One of the books I have on my reading lists is the one from James Surowiecki, with the intreguing title "The Wisdom of Crowds: Why the Many Are Smarter Than the Few and How Collective Wisdom Shapes Business, Economies, Societies and Nations". I bought it at Calgary airport (I have to admit, it's the only time I thought about work during my holidays).
Surowiecki argues that large groups of independent people take better decisions than the best individual can do. And he write a lot of examples, very nice to read, to underscore the statement. One of the remarks that I found interesting is that we tend to look for "the" expert, but maybe we are wrong, and put too much effort in this searching: we better ask the group.
Now (being at one-third of the book) I have the questions: what is smart, and what is a crowd? For the last question, one of the chapters deals with teams, which is certainly not a crowd in my view.
The whole idea, if it is right, is interesting relating to the interest now on communities. But I'm still not (completely) convinced if the whole thought of the book is correct. I need to read more, I think.
And now I see the paper in Working Knowledge by Robert B. Cialdini, with a comparable theme. The first sentence could have been written by Surowiecki:
Group consultation has long been lauded as the best process for problem solving in organizations because it results in a wider range of solutions than most individuals can design on their own.

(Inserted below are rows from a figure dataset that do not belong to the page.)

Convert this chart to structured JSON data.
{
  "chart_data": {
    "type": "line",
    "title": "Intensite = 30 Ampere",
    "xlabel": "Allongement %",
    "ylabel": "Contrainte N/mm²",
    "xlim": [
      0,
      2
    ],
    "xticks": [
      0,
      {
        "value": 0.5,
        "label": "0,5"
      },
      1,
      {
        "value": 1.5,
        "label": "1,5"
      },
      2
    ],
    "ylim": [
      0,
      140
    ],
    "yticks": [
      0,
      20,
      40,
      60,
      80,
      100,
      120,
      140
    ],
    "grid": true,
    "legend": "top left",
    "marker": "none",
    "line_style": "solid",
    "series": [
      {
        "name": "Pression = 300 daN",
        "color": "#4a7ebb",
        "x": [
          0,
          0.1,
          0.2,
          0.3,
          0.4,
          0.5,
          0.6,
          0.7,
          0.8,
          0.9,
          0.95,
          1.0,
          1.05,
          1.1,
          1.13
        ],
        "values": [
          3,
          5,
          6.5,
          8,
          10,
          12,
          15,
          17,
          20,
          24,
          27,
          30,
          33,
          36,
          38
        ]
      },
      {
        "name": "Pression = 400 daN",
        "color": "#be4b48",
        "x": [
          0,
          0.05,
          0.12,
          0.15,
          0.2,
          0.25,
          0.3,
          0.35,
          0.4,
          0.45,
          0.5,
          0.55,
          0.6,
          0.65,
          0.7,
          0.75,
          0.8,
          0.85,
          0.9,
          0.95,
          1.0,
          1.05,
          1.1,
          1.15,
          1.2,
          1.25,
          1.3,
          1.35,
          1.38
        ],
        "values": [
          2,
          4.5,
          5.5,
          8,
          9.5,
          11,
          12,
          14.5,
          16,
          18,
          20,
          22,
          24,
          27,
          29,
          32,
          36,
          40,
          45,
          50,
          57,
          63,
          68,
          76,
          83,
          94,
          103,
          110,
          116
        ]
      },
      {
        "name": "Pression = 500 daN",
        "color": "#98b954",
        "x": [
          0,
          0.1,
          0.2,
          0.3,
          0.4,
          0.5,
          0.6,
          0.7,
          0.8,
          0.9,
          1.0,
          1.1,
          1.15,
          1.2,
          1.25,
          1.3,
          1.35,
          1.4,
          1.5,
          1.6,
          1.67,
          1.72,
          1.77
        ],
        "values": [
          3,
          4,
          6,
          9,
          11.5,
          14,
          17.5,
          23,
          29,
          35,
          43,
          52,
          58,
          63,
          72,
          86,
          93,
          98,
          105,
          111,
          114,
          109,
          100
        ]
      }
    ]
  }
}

The paper is based on a research by P. Lauglin & colleagues at the University of Illinois. The explanation is different: a group can offer more perspectives than an individual can (which is not new), and the power of parallel processing (division of tasks, performed in parallel saves time). Again, something we already knew, from our own experience or CSCW studies.
The point here is the tendency of leaders and experts not to consult others in the teams, because they know less or are not as smart as the expert is him/herself. And another problem, which they call "captainitis", is a failure to collaborate: team members opt out of responsibilities that are theirs. The name comes from what was seen how members in an aircraft act when their captin makes a clearly wrong decision: they become passive and the error was not corrected. An action not only seen in the world of air travel. It seems to affect any kind of work setting, though I'm not sure if it applies to knowledge workers, who most of the time can make own decisions and don't have such an 'authority' as boss as in the air force. The hierarchy is not so strong there.

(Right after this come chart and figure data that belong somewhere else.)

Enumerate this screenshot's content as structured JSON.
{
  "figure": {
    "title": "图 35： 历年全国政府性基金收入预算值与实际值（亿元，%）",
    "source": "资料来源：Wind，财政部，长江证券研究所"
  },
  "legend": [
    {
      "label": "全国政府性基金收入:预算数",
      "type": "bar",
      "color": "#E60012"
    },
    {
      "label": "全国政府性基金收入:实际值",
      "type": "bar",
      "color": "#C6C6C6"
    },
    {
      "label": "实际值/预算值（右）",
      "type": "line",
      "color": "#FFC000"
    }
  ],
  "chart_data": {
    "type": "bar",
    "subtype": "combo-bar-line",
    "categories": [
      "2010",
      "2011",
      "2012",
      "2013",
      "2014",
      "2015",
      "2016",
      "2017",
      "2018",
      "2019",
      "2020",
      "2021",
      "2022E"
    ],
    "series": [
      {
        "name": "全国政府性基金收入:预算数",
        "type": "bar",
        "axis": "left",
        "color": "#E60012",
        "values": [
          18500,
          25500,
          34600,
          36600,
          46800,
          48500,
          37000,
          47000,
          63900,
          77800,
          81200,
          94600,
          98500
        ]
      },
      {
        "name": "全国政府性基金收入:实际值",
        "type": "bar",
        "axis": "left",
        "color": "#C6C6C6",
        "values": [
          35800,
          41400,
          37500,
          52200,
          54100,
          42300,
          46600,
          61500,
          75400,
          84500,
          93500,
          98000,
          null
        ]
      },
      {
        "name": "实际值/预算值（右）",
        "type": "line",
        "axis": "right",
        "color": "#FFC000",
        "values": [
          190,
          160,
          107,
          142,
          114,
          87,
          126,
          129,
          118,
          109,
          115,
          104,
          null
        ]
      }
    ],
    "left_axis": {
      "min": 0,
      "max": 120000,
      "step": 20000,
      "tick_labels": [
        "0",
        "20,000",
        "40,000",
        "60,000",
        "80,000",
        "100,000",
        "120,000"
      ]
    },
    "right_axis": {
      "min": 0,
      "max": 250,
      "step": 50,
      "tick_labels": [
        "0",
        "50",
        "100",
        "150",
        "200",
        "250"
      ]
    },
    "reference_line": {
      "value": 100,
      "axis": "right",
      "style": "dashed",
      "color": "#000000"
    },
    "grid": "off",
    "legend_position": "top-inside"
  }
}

The problems described here are however still interesting, because we do a lot of team work here. A conclusion:
... the key to decision-making success is for the leader to avoind engaging alone in the processes that lead up to the final verdict. It is these predecisional processes that, when jointly undertaken, will benefit the sole dicision maker so richly.
Good point. Some people could learn from that. Maybe some (many, most?) leaders/experts are afraid to ask for opinions, to lose face. Others expect they know the answer.
From what sounded a similar problem in the book and paper, is worked out differently. In the paper, the leader's attitude is affecting the decision making process. In the book, there is no such dependency between the members (of the crowd, who make the decision). Well, maybe it stimulates me to finish the book (I know Henk wants to read it as well) and write about it. But with the Olympics on tv, I hardly have time to read!